More children and same funds, but no cuts – that’s official

Fianna Fáil education spokesman Charlie McConalogue in an accusatory mood

 Eamon Gilmore:  “The Government’s commitment to special educational needs cannot be doubted.” Photograph: Alan Betson

Eamon Gilmore: “The Government’s commitment to special educational needs cannot be doubted.” Photograph: Alan Betson

Fri, Jun 21, 2013, 01:00

When is a cut not a cut? When the budget remains the same but the numbers seeking the service increase. That will no doubt be a great consolation to the parents of 42,500 children with special needs who require extra support-teaching hours.

Each child may be losing half an hour of that teaching a week, down from 4½ hours. That’s because there are 10 per cent more children in September.

But hey, the number of teachers remains the same. And the €1.3 billion in funding remains the same as in 2011.

And of course, as Tánaiste Eamon Gilmore said: “The Government’s commitment to special educational needs cannot be doubted.”

It seems to be a case of lies, damn lies and statistics.

Fianna Fáil education spokesman Charlie McConalogue was in an accusatory mood. There will be 900 more teachers in mainstream schools from September to maintain the pupil teacher ratios but children with special needs will have a 12 per cent cut, half an hour each, in their extra support hours.

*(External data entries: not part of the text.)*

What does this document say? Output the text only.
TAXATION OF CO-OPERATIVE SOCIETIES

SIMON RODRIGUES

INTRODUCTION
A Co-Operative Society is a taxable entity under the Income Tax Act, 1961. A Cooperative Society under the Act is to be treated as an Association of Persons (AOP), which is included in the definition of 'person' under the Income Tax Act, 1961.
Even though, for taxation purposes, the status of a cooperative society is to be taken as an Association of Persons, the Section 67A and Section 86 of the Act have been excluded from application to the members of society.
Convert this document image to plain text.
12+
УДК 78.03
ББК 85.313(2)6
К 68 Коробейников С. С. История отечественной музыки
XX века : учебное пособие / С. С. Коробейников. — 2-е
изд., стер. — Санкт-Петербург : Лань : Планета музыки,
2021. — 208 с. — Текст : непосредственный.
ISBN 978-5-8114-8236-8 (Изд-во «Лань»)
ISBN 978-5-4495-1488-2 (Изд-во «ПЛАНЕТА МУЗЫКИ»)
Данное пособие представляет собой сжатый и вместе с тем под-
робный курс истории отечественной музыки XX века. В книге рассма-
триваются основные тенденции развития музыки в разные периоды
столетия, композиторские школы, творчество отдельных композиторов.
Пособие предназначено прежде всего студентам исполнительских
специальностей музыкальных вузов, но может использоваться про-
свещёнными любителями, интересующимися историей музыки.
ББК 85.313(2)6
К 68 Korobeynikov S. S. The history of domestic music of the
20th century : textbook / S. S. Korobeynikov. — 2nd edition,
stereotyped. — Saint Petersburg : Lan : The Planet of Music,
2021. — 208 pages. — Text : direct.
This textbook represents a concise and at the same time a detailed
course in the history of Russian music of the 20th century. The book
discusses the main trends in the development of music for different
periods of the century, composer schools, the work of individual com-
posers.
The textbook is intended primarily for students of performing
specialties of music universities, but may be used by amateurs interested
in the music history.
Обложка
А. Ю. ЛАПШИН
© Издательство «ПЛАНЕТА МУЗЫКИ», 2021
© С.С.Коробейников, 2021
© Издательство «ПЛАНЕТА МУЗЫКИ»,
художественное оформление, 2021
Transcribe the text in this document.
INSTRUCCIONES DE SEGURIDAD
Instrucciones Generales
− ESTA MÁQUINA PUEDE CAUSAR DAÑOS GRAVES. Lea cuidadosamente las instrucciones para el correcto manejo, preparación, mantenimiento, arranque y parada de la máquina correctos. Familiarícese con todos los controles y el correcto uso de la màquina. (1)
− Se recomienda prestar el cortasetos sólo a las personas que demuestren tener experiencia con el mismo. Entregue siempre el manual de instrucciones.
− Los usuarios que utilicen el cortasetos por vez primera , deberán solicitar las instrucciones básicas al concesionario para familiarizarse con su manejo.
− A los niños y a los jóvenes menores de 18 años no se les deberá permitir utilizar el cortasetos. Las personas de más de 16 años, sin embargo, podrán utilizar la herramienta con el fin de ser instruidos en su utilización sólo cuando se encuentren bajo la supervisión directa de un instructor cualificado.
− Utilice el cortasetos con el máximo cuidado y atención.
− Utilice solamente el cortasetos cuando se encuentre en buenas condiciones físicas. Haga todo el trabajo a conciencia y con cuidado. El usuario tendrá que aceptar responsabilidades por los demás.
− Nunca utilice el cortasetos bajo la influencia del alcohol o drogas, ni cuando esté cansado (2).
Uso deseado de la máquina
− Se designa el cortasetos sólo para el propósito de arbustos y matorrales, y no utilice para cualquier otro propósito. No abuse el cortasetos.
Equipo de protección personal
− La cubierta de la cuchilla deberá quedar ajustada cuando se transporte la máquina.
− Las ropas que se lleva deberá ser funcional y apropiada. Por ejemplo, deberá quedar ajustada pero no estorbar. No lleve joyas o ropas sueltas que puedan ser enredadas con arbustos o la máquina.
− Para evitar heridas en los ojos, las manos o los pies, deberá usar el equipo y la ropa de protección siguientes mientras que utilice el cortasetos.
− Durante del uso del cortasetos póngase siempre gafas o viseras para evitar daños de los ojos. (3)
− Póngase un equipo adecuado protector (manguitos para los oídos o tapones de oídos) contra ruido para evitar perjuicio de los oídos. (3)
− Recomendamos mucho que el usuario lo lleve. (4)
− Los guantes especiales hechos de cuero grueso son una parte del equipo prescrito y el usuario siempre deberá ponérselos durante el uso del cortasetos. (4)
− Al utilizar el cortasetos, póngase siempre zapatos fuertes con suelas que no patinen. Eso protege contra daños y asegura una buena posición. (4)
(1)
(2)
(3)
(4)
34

“Why is the Government targeting their drive for savings in education at the most vulnerable students in our education system?” he asked.The Tánaiste insisted there was no cut in funding or in the allocation of personnel. He listed some remarkable statistics, such as 9,950 resource teachers “and that has not been reduced”. Special needs assistants – 10,575 “and that is not being reduced”.


Pensioners
And then a superlative collection of statistics. There are 59,000 teachers overall; 32,000 at primary level and 27,000 at post-primary level. 0f those, 9,950 are resource teachers. There are 695 teachers in special classes and 1,078 teachers in special schools. They were looking at how best to allocate this resource. It was the first time in 20 years this had been looked at.

Mr McConalogue said: “If we were to apply your logic to the pensioners of this country and say that because there are now more pensioners and the budget is staying the same, unfortunately every pensioner in the country will have to take a 12 per cent cut from September, nobody would say that was anything but a cut.”